The Politics of Election Timing
The fact that mobilized supporters of organized groups make up a greater proportion of voters in off-cycle elections has big consequences for election outcomes and public policy. Because this reality is usually well understood by the people involved, politicians, policymakers, and organized groups have always contended over the scheduling of elections. In the 19th century, city and state officials regularly tampered with election timing to benefit preferred candidates. And in the late 19th and early 20th centuries, progressive reformers made off-cycle local elections standard throughout the United States. Reformers argued that separating local and national elections would encourage voters to focus on local issues, but these reformers also believed that their preferred candidates would fare better in off-cycle elections.
Even if organized groups favor off-cycle elections, citizens in general think differently. When I surveyed a representative sample of U.S. voters, the vast majority of both Democrats and Republicans said they would prefer to have local elections on the same day as national elections.
Given such citizen preferences, why are most local elections still held off-cycle? Over the past decade, state legislatures have considered hundreds of bills to consolidate elections, yet almost all have failed to pass – in large part because groups that benefit from off-cycle timing fight such changes. For example, I found that teachers’ unions and school board associations often turn up to testify against bills that would move school elections on-cycle. Somewhat surprisingly, Democrats generally vote to preserve off-cycle timing, while Republicans more often vote to move school board elections into alignment with national or state contests.

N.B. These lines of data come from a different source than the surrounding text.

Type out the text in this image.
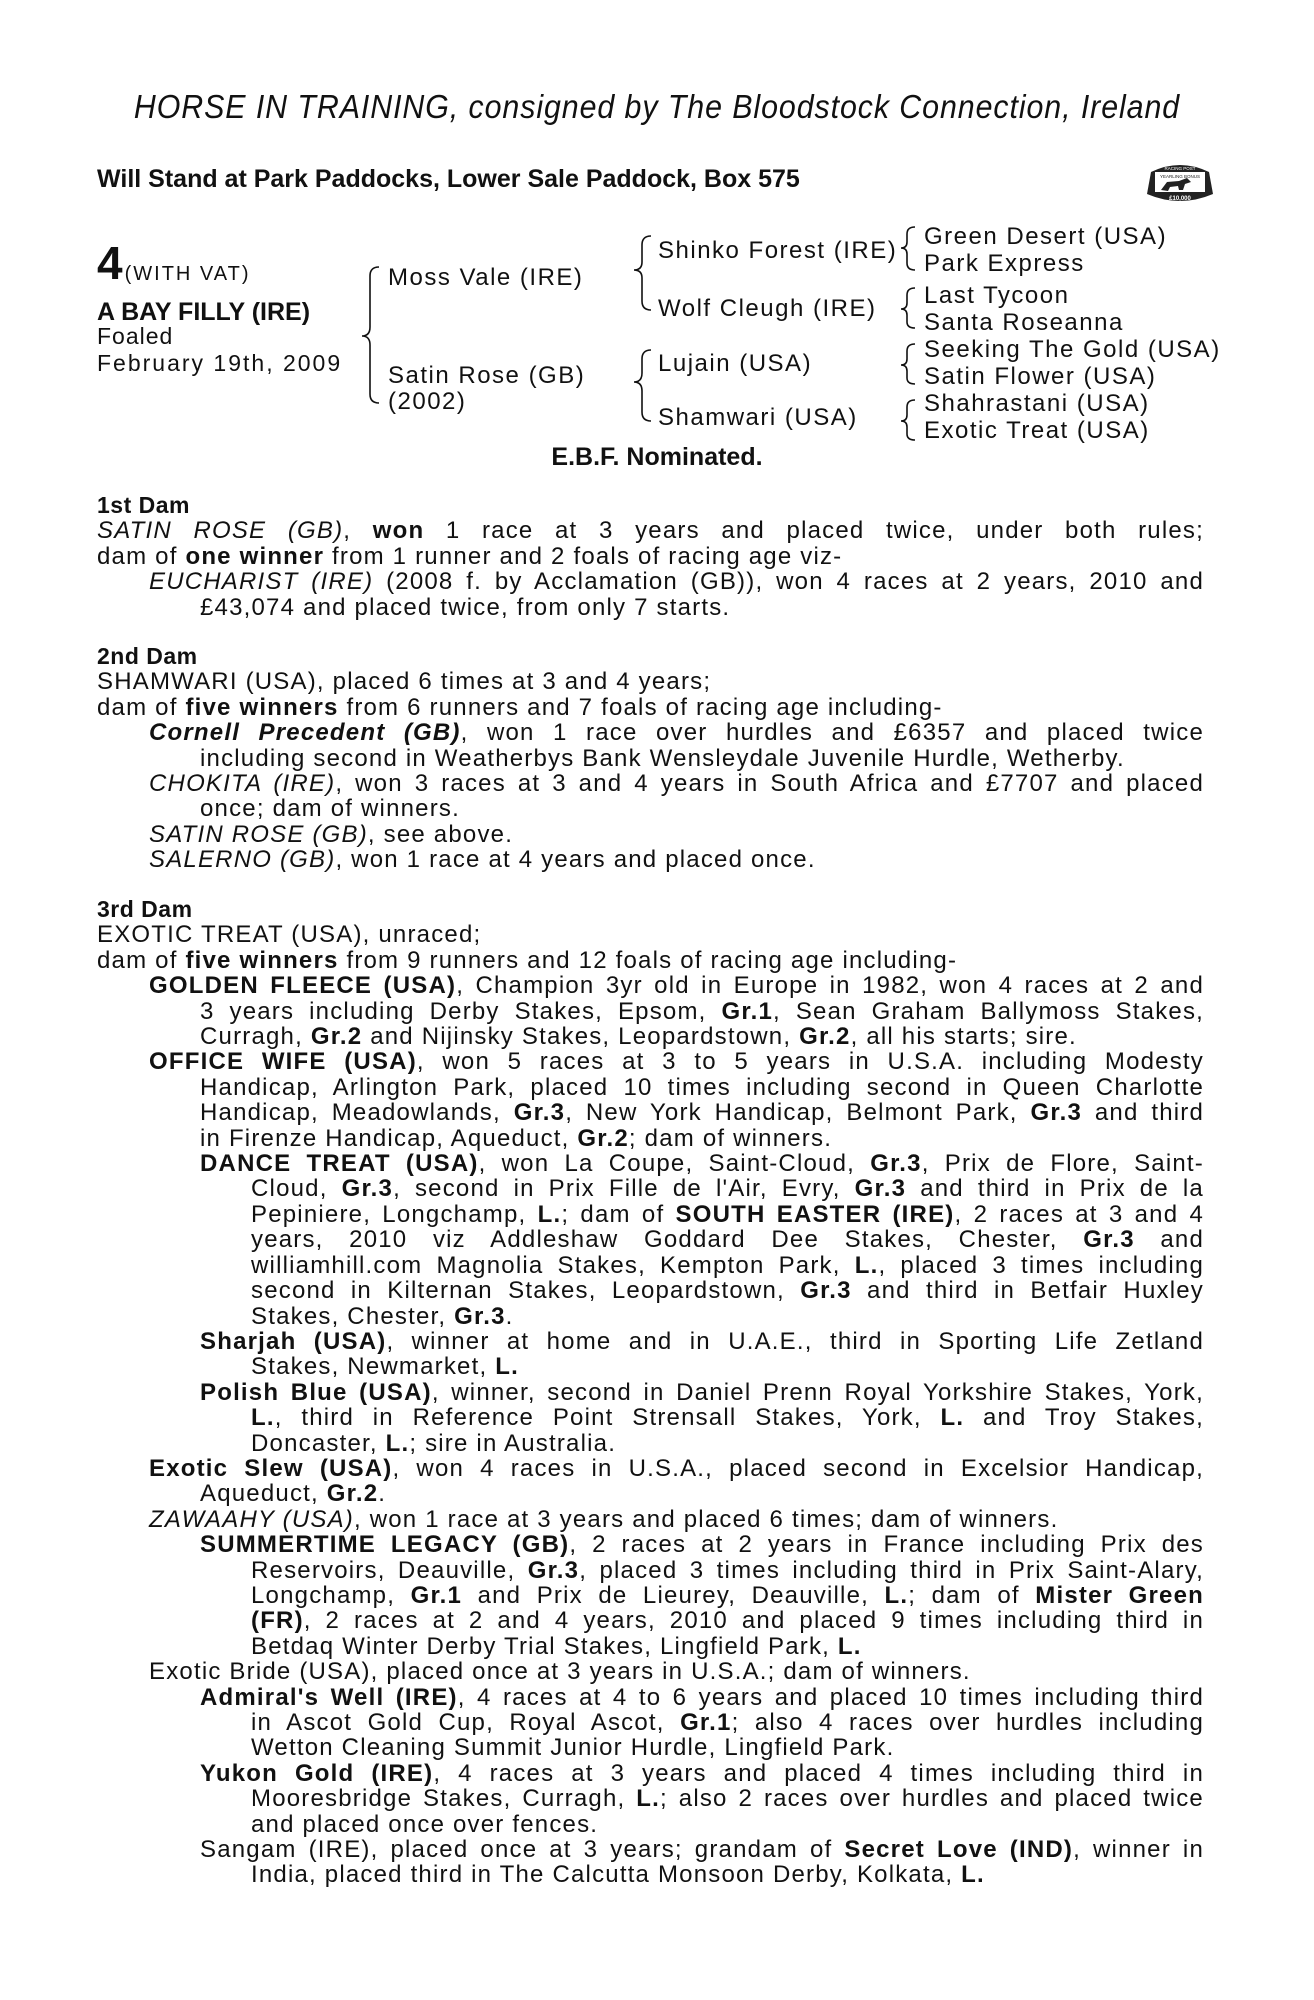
HORSE IN TRAINING, consigned by The Bloodstock Connection, Ireland
Will Stand at Park Paddocks, Lower Sale Paddock, Box 575	RACING POST
YEARLING BONUS
£10,000
4 (WITH VAT)
A BAY FILLY (IRE)
Foaled
February 19th, 2009
Moss Vale (IRE)
Satin Rose (GB)
(2002)
Shinko Forest (IRE)
Wolf Cleugh (IRE)
Lujain (USA)
Shamwari (USA)
Green Desert (USA)
Park Express
Last Tycoon
Santa Roseanna
Seeking The Gold (USA)
Satin Flower (USA)
Shahrastani (USA)
Exotic Treat (USA)
E.B.F. Nominated.
1st Dam
SATIN ROSE (GB), won 1 race at 3 years and placed twice, under both rules;
dam of one winner from 1 runner and 2 foals of racing age viz-
EUCHARIST (IRE) (2008 f. by Acclamation (GB)), won 4 races at 2 years, 2010 and
£43,074 and placed twice, from only 7 starts.
2nd Dam
SHAMWARI (USA), placed 6 times at 3 and 4 years;
dam of five winners from 6 runners and 7 foals of racing age including-
Cornell Precedent (GB), won 1 race over hurdles and £6357 and placed twice
including second in Weatherbys Bank Wensleydale Juvenile Hurdle, Wetherby.
CHOKITA (IRE), won 3 races at 3 and 4 years in South Africa and £7707 and placed
once; dam of winners.
SATIN ROSE (GB), see above.
SALERNO (GB), won 1 race at 4 years and placed once.
3rd Dam
EXOTIC TREAT (USA), unraced;
dam of five winners from 9 runners and 12 foals of racing age including-
GOLDEN FLEECE (USA), Champion 3yr old in Europe in 1982, won 4 races at 2 and
3 years including Derby Stakes, Epsom, Gr.1, Sean Graham Ballymoss Stakes,
Curragh, Gr.2 and Nijinsky Stakes, Leopardstown, Gr.2, all his starts; sire.
OFFICE WIFE (USA), won 5 races at 3 to 5 years in U.S.A. including Modesty
Handicap, Arlington Park, placed 10 times including second in Queen Charlotte
Handicap, Meadowlands, Gr.3, New York Handicap, Belmont Park, Gr.3 and third
in Firenze Handicap, Aqueduct, Gr.2; dam of winners.
DANCE TREAT (USA), won La Coupe, Saint-Cloud, Gr.3, Prix de Flore, Saint-
Cloud, Gr.3, second in Prix Fille de l'Air, Evry, Gr.3 and third in Prix de la
Pepiniere, Longchamp, L.; dam of SOUTH EASTER (IRE), 2 races at 3 and 4
years, 2010 viz Addleshaw Goddard Dee Stakes, Chester, Gr.3 and
williamhill.com Magnolia Stakes, Kempton Park, L., placed 3 times including
second in Kilternan Stakes, Leopardstown, Gr.3 and third in Betfair Huxley
Stakes, Chester, Gr.3.
Sharjah (USA), winner at home and in U.A.E., third in Sporting Life Zetland
Stakes, Newmarket, L.
Polish Blue (USA), winner, second in Daniel Prenn Royal Yorkshire Stakes, York,
L., third in Reference Point Strensall Stakes, York, L. and Troy Stakes,
Doncaster, L.; sire in Australia.
Exotic Slew (USA), won 4 races in U.S.A., placed second in Excelsior Handicap,
Aqueduct, Gr.2.
ZAWAAHY (USA), won 1 race at 3 years and placed 6 times; dam of winners.
SUMMERTIME LEGACY (GB), 2 races at 2 years in France including Prix des
Reservoirs, Deauville, Gr.3, placed 3 times including third in Prix Saint-Alary,
Longchamp, Gr.1 and Prix de Lieurey, Deauville, L.; dam of Mister Green
(FR), 2 races at 2 and 4 years, 2010 and placed 9 times including third in
Betdaq Winter Derby Trial Stakes, Lingfield Park, L.
Exotic Bride (USA), placed once at 3 years in U.S.A.; dam of winners.
Admiral's Well (IRE), 4 races at 4 to 6 years and placed 10 times including third
in Ascot Gold Cup, Royal Ascot, Gr.1; also 4 races over hurdles including
Wetton Cleaning Summit Junior Hurdle, Lingfield Park.
Yukon Gold (IRE), 4 races at 3 years and placed 4 times including third in
Mooresbridge Stakes, Curragh, L.; also 2 races over hurdles and placed twice
and placed once over fences.
Sangam (IRE), placed once at 3 years; grandam of Secret Love (IND), winner in
India, placed third in The Calcutta Monsoon Derby, Kolkata, L.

Policy Payoffs for the Organized
Low-turnout, off-cycle elections not only enhance the voting clout of organized groups; such elections also open the door to policies especially beneficial to organized constituencies.
- To estimate possible benefits from the off-cycle timing of school board elections, I looked at data on teacher salaries in eight states that have some districts with on-cycle elections and others with off-cycle elections. According to my results, districts with off-cycle elections pay their most advanced teachers more than 4% higher base salaries. For California teachers working in off-cycle districts, this amounted to an average salary boost of about $3,000 per person in 2003. My studies of school districts in Minnesota and Texas documented the same pattern.
- Also, in California, off-cycle city elections enhance the clout of firefighters and police officers, two groups that tend to be active in urban politics. My estimates show that both types of city employees are better compensated in cities that hold off-cycle elections.
In sum, the timing of elections matters for turnout levels and the composition of the electorate – and consequently for election outcomes and subsequent public policymaking. Public officials installed in low-turnout, off-cycle elections are unusually dependent on support from organized interest groups – including their efforts to get out the vote. Candidates who win and hold onto office in such contexts tend to promote policies that benefit their most organized constituents, the ones who helped them win the last election and will be needed again in the next contest.